Bobby didn’t realize it, but moments after he said his last goodbye to his mother and rushed from the room to weep silently in the shed, Carol had the same conversation with her husband. And Fred made the same promise to her that his son had.

They would stick together until the bitter end.

 

 

 

 

Michael, Frank, and Cindy

 

He knew being with her was all wrong. It wasn’t supposed to be like this. Everything up to this point in his life had been regimented and controlled, structured to allow for the greatest amount of success. Even when civilization crumbled, he had adapted and maintained control over the situation. Now he was the leader of a small but growing tribe of people. The bloody lines on the map at which he looked every day spoke of his triumphs: where he had come from (where they all had come from) and where they were heading. They would continue eastward, away from large population centers, and find even more people to join them. His power would grow as more people relied on him and trusted his leadership. It was all working out as planned.

But all those visions, all those dreams, had been disrupted. He still wanted the power, but there were other, darker things crossing his mind these days. They hadn’t been there before. They had been planted there recently.

Perhaps that was an excuse. Maybe they had always been there, and it took the right person—or more accurately, the wrong person—to dredge them up. So maybe if that person were out of the picture, all those dark, hideous desires inside his head would disappear along with her.

Either way, he was sure that Cindy had to go.

***

Michael had been groomed for greatness by his parents from early on in life. Private boarding schools, Princeton, and then Michigan for his MBA. Business first, then politics. There had been a stint in a corporate training program for Proctor and Gamble. That was after they had wooed him and offered him the best compensation package amongst a slew of elite employers. There were several rapid promotions leading to the executive level. He was the youngest vice president in the company and was expected to go much further with them … if he chose to stay. The plan was to build relationships with various lobbyists, business leaders, and politicians, working those connections to his advantage. His father was highly respected, and not only in Connecticut, where Michael had grown up. He had politicians from all across the country in his back pocket. Between his own burgeoning relationships and those of his father, Michael would be ready to run for office either in Connecticut or Ohio shortly after turning thirty. From there, the sky was the limit.

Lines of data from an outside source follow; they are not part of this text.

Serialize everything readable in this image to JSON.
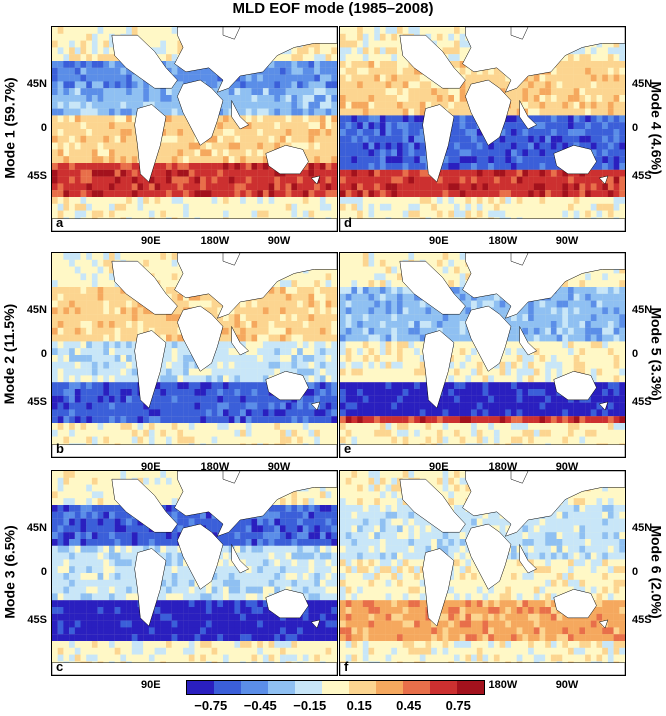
{
  "title": "MLD EOF mode (1985–2008)",
  "lat_labels": [
    "45N",
    "0",
    "45S"
  ],
  "lon_labels": [
    "90E",
    "180W",
    "90W"
  ],
  "colorbar": {
    "colors": [
      "#2a1fbf",
      "#3b5fd9",
      "#5b8ee8",
      "#8fc0f2",
      "#c8e6f8",
      "#fff8c6",
      "#fcd590",
      "#f5a85e",
      "#e86f4a",
      "#cc3030",
      "#a3121d"
    ],
    "tick_labels": [
      "−0.75",
      "−0.45",
      "−0.15",
      "0.15",
      "0.45",
      "0.75"
    ]
  },
  "chart_data": {
    "type": "heatmap",
    "title": "MLD EOF mode (1985–2008)",
    "color_scale": {
      "min": -0.9,
      "max": 0.9,
      "ticks": [
        -0.75,
        -0.45,
        -0.15,
        0.15,
        0.45,
        0.75
      ]
    },
    "panels": [
      {
        "letter": "a",
        "mode": "Mode 1 (59.7%)",
        "variance_pct": 59.7
      },
      {
        "letter": "b",
        "mode": "Mode 2 (11.5%)",
        "variance_pct": 11.5
      },
      {
        "letter": "c",
        "mode": "Mode 3 (6.5%)",
        "variance_pct": 6.5
      },
      {
        "letter": "d",
        "mode": "Mode 4 (4.6%)",
        "variance_pct": 4.6
      },
      {
        "letter": "e",
        "mode": "Mode 5 (3.3%)",
        "variance_pct": 3.3
      },
      {
        "letter": "f",
        "mode": "Mode 6 (2.0%)",
        "variance_pct": 2.0
      }
    ]
  }
}
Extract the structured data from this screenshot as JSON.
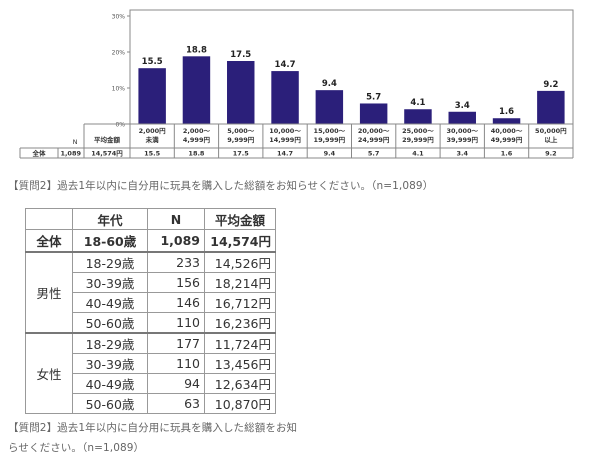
{
  "chart_data": [
    {
      "type": "bar",
      "categories": [
        [
          "2,000円",
          "未満"
        ],
        [
          "2,000～",
          "4,999円"
        ],
        [
          "5,000～",
          "9,999円"
        ],
        [
          "10,000～",
          "14,999円"
        ],
        [
          "15,000～",
          "19,999円"
        ],
        [
          "20,000～",
          "24,999円"
        ],
        [
          "25,000～",
          "29,999円"
        ],
        [
          "30,000～",
          "39,999円"
        ],
        [
          "40,000～",
          "49,999円"
        ],
        [
          "50,000円",
          "以上"
        ]
      ],
      "values": [
        15.5,
        18.8,
        17.5,
        14.7,
        9.4,
        5.7,
        4.1,
        3.4,
        1.6,
        9.2
      ],
      "data_labels": [
        "15.5",
        "18.8",
        "17.5",
        "14.7",
        "9.4",
        "5.7",
        "4.1",
        "3.4",
        "1.6",
        "9.2"
      ],
      "y_ticks": [
        "0%",
        "10%",
        "20%",
        "30%"
      ],
      "ylim": [
        0,
        30
      ],
      "bar_color": "#2b1f7a",
      "grid": false,
      "table": {
        "header_n": "N",
        "header_avg": "平均金額",
        "row_label": "全体",
        "row_n": "1,089",
        "row_avg": "14,574円",
        "row_values": [
          "15.5",
          "18.8",
          "17.5",
          "14.7",
          "9.4",
          "5.7",
          "4.1",
          "3.4",
          "1.6",
          "9.2"
        ]
      }
    },
    {
      "type": "table",
      "headers": [
        "年代",
        "N",
        "平均金額"
      ],
      "total": {
        "label": "全体",
        "age": "18-60歳",
        "n": "1,089",
        "avg": "14,574円"
      },
      "groups": [
        {
          "label": "男性",
          "rows": [
            {
              "age": "18-29歳",
              "n": "233",
              "avg": "14,526円"
            },
            {
              "age": "30-39歳",
              "n": "156",
              "avg": "18,214円"
            },
            {
              "age": "40-49歳",
              "n": "146",
              "avg": "16,712円"
            },
            {
              "age": "50-60歳",
              "n": "110",
              "avg": "16,236円"
            }
          ]
        },
        {
          "label": "女性",
          "rows": [
            {
              "age": "18-29歳",
              "n": "177",
              "avg": "11,724円"
            },
            {
              "age": "30-39歳",
              "n": "110",
              "avg": "13,456円"
            },
            {
              "age": "40-49歳",
              "n": "94",
              "avg": "12,634円"
            },
            {
              "age": "50-60歳",
              "n": "63",
              "avg": "10,870円"
            }
          ]
        }
      ]
    }
  ],
  "captions": {
    "chart": "【質問2】過去1年以内に自分用に玩具を購入した総額をお知らせください。（n=1,089）",
    "table_line1": "【質問2】過去1年以内に自分用に玩具を購入した総額をお知",
    "table_line2": "らせください。（n=1,089）"
  }
}
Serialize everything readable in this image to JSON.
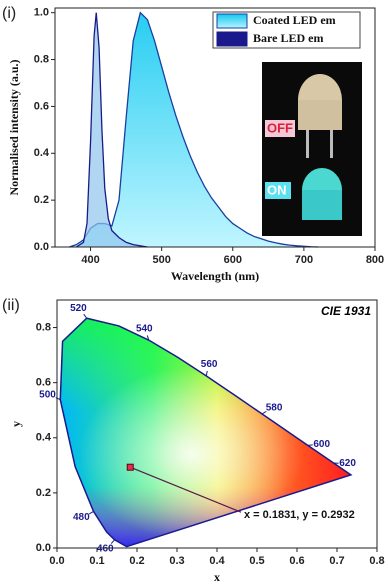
{
  "chart_data": [
    {
      "type": "area",
      "panel_label": "(i)",
      "x_label": "Wavelength (nm)",
      "y_label": "Normalised intensity (a.u.)",
      "xlim": [
        350,
        800
      ],
      "xticks": [
        400,
        500,
        600,
        700,
        800
      ],
      "ylim": [
        0,
        1.02
      ],
      "yticks": [
        {
          "value": 0,
          "label": "0.0"
        },
        0.2,
        0.4,
        0.6,
        0.8,
        {
          "value": 1,
          "label": "1.0"
        }
      ],
      "legend": "upper right",
      "series": [
        {
          "name": "Coated LED em",
          "color": "#2ad4f0",
          "stroke": "#1a3fa0",
          "x": [
            370,
            380,
            390,
            400,
            410,
            420,
            430,
            440,
            450,
            460,
            470,
            480,
            490,
            500,
            510,
            520,
            530,
            540,
            550,
            560,
            570,
            580,
            590,
            600,
            610,
            620,
            630,
            640,
            650,
            660,
            670,
            680,
            690,
            700,
            710,
            720
          ],
          "values": [
            0,
            0.01,
            0.03,
            0.08,
            0.1,
            0.1,
            0.09,
            0.2,
            0.55,
            0.88,
            1.0,
            0.97,
            0.88,
            0.77,
            0.66,
            0.56,
            0.47,
            0.39,
            0.32,
            0.26,
            0.21,
            0.17,
            0.13,
            0.1,
            0.08,
            0.06,
            0.045,
            0.035,
            0.025,
            0.018,
            0.012,
            0.008,
            0.005,
            0.003,
            0.001,
            0
          ]
        },
        {
          "name": "Bare LED em",
          "color": "#8fc4ec",
          "stroke": "#1a1a8c",
          "x": [
            380,
            390,
            395,
            400,
            405,
            408,
            412,
            416,
            420,
            425,
            430,
            440,
            450,
            460,
            480
          ],
          "values": [
            0,
            0.02,
            0.1,
            0.45,
            0.9,
            1.0,
            0.85,
            0.5,
            0.25,
            0.12,
            0.07,
            0.04,
            0.02,
            0.01,
            0
          ]
        }
      ],
      "inset_labels": [
        "OFF",
        "ON"
      ]
    },
    {
      "type": "cie",
      "panel_label": "(ii)",
      "title": "CIE 1931",
      "x_label": "x",
      "y_label": "y",
      "xlim": [
        0,
        0.8
      ],
      "xticks": [
        {
          "value": 0,
          "label": "0.0"
        },
        0.1,
        0.2,
        0.3,
        0.4,
        0.5,
        0.6,
        0.7,
        0.8
      ],
      "ylim": [
        0,
        0.9
      ],
      "yticks": [
        {
          "value": 0,
          "label": "0.0"
        },
        0.2,
        0.4,
        0.6,
        0.8
      ],
      "locus": {
        "color": "#1a1a8c",
        "wavelengths": [
          380,
          460,
          470,
          480,
          490,
          500,
          510,
          520,
          530,
          540,
          550,
          560,
          570,
          580,
          590,
          600,
          620,
          700
        ],
        "x": [
          0.1741,
          0.144,
          0.1241,
          0.0913,
          0.0454,
          0.0082,
          0.0139,
          0.0743,
          0.1547,
          0.2296,
          0.3016,
          0.3731,
          0.4441,
          0.5125,
          0.5752,
          0.627,
          0.6915,
          0.7347
        ],
        "y": [
          0.005,
          0.0297,
          0.0578,
          0.1327,
          0.295,
          0.5384,
          0.7502,
          0.8338,
          0.8059,
          0.7543,
          0.6923,
          0.6245,
          0.5547,
          0.4866,
          0.4242,
          0.3725,
          0.3083,
          0.2653
        ]
      },
      "wavelength_labels": [
        460,
        480,
        500,
        520,
        540,
        560,
        580,
        600,
        620
      ],
      "point": {
        "x": 0.1831,
        "y": 0.2932,
        "color": "#e0305a"
      },
      "annotation": "x = 0.1831, y = 0.2932"
    }
  ]
}
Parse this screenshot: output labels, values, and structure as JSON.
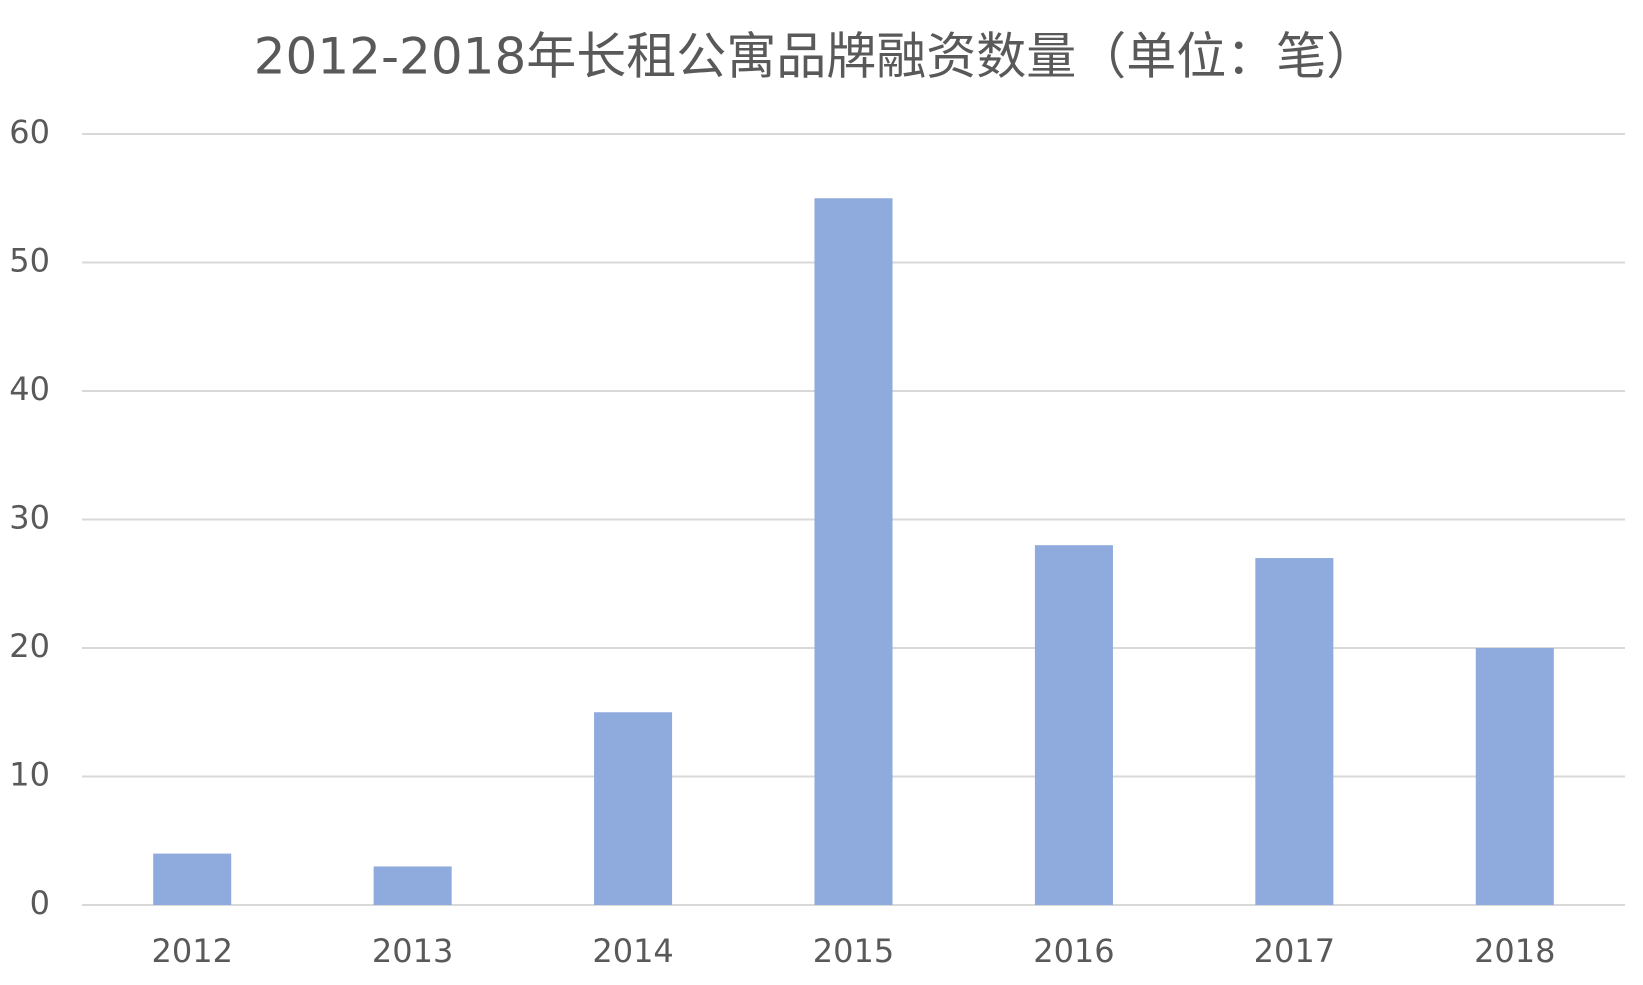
{
  "chart_data": {
    "type": "bar",
    "title": "2012-2018年长租公寓品牌融资数量（单位：笔）",
    "categories": [
      "2012",
      "2013",
      "2014",
      "2015",
      "2016",
      "2017",
      "2018"
    ],
    "values": [
      4,
      3,
      15,
      55,
      28,
      27,
      20
    ],
    "color": "#8faadc",
    "ylim": [
      0,
      60
    ],
    "yticks": [
      0,
      10,
      20,
      30,
      40,
      50,
      60
    ],
    "grid": true
  }
}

He was to marry first, of course. He’d dated a few respectable girls in Cincinnati, but they were of the disposable variety. Most were young and attractive, but interspersed with them were a few women of more … experience, who had helped him along his career path at P & G and with his political ambitions. But he was from old money, and the expectations were that he would marry old money. There just was not enough of it in Cincinnati for his or his father’s liking. So he had been shuttling back and forth between Cincinnati and New York on weekends for the past few months so he could court Ms. Penelope Warden. Her father was a business associate of Michael’s father. More importantly, Penelope’s family had political connections that ran up and down the east coast, and it certainly didn’t hurt that, as an only child, she was due to inherit substantial holdings in several Fortune 500 companies when dear old dad kicked the bucket.